Neue Pflichten für Unternehmen - das Verbraucherstreitbeilegungsgesetz (VSBG)
08. März 2017

Statt Bürokratieabbau kommen nun weitere Pflichten auf die Unternehmen zu. Seit dem 01.02.2017 gelten die Informationspflichten der §§ 36, 37 VSBG. Damit soll dem Verbraucher im Konfliktfall das Auffinden der zuständigen Verbraucherschlichtungsstelle erleichtert werden. Außerdem soll für den Verbraucher Klarheit geschaffen werden, ob und gegebenenfalls bei welcher Schlichtungsstelle der Unternehmer im Streitfall an einem Streitbeilegungsverfahren teilnimmt.

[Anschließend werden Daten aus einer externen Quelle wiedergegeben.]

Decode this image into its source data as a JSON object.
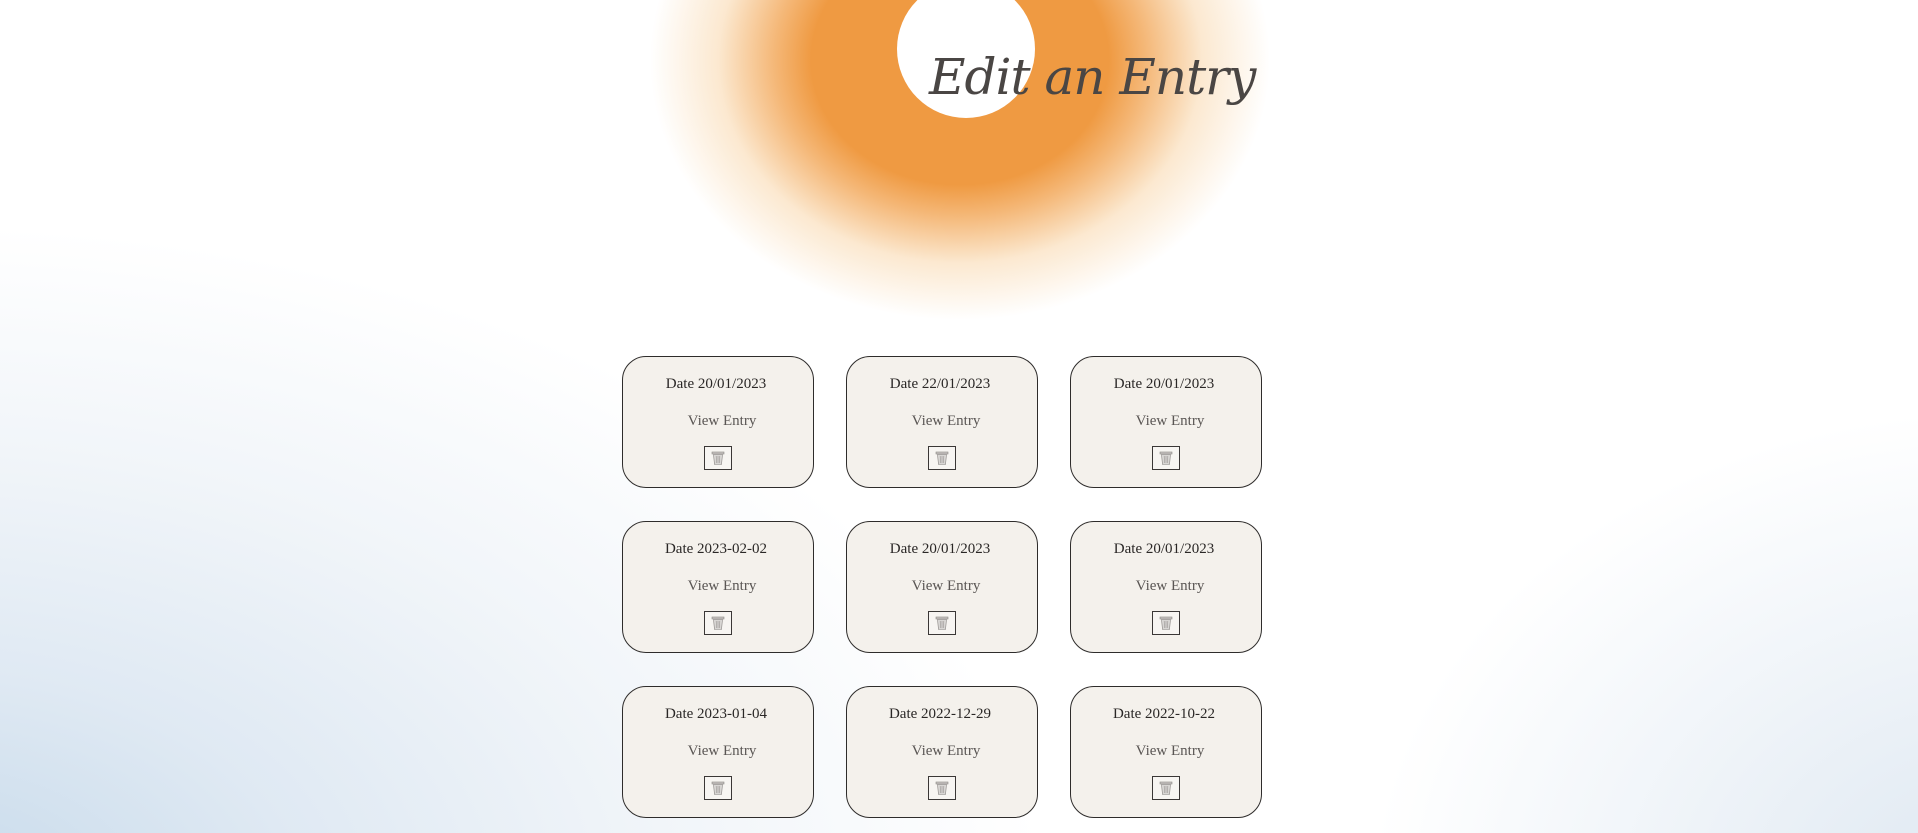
{
  "header": {
    "title": "Edit an Entry"
  },
  "colors": {
    "sun": "#ef9a42",
    "card_background": "#f4f1ec",
    "card_border": "#2e2c2b",
    "title_text": "#4a4644"
  },
  "entries": [
    {
      "date_label": "Date 20/01/2023",
      "view_label": "View Entry",
      "delete_icon": "trash-icon"
    },
    {
      "date_label": "Date 22/01/2023",
      "view_label": "View Entry",
      "delete_icon": "trash-icon"
    },
    {
      "date_label": "Date 20/01/2023",
      "view_label": "View Entry",
      "delete_icon": "trash-icon"
    },
    {
      "date_label": "Date 2023-02-02",
      "view_label": "View Entry",
      "delete_icon": "trash-icon"
    },
    {
      "date_label": "Date 20/01/2023",
      "view_label": "View Entry",
      "delete_icon": "trash-icon"
    },
    {
      "date_label": "Date 20/01/2023",
      "view_label": "View Entry",
      "delete_icon": "trash-icon"
    },
    {
      "date_label": "Date 2023-01-04",
      "view_label": "View Entry",
      "delete_icon": "trash-icon"
    },
    {
      "date_label": "Date 2022-12-29",
      "view_label": "View Entry",
      "delete_icon": "trash-icon"
    },
    {
      "date_label": "Date 2022-10-22",
      "view_label": "View Entry",
      "delete_icon": "trash-icon"
    }
  ]
}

Sie gelten dementsprechend nur im Verhältnis des Unternehmers zum Verbraucher.

Zu differenzieren ist zwischen den allgemeinen Informationspflichten (§ 36 VSBG) und den Informationspflichten nach Entstehen der Streitigkeit (§ 37 VSBG).

Die neuen allgemeinen Informationspflichten gelten nur für Unternehmen, die mehr als zehn Personen am 31. Dezember des vorangegangenen Jahres beschäftigt haben. Entscheidend bei der Ermittlung der Personenzahl ist die Kopfzahl der Beschäftigten - unabhängig von ihren Arbeitszeitanteilen. Weitere Voraussetzung ist, dass das Unternehmen, eine Webseite unterhält oder Allgemeine Geschäftsbedingungen verwendet (§ 36 Abs. 1 VSBG). Dies dürfte auf nahezu jedes Unternehmen mit mehr als 10 Beschäftigten zutreffen.

Inhaltlich hat die Information zwei Stufen. Zunächst muss darüber informiert werden, ob das Unternehmen an Streitbeilegungsverfahren vor einer Verbraucherschlichtungsstelle teilnimmt. Danach ist, bei Teilnahme, darüber zu informieren bei welcher/welchen Schlichtungsstellen die Streitschlichtung erfolgt. Dieser Hinweis muss Angaben zu Anschrift und Webseite der Verbraucherschlichtungsstelle enthalten. Die Informationen müssen auf der Webseite des Unternehmers erscheinen und / oder zusammen mit den Allgemeinen Geschäftsbedingungen gegeben werden.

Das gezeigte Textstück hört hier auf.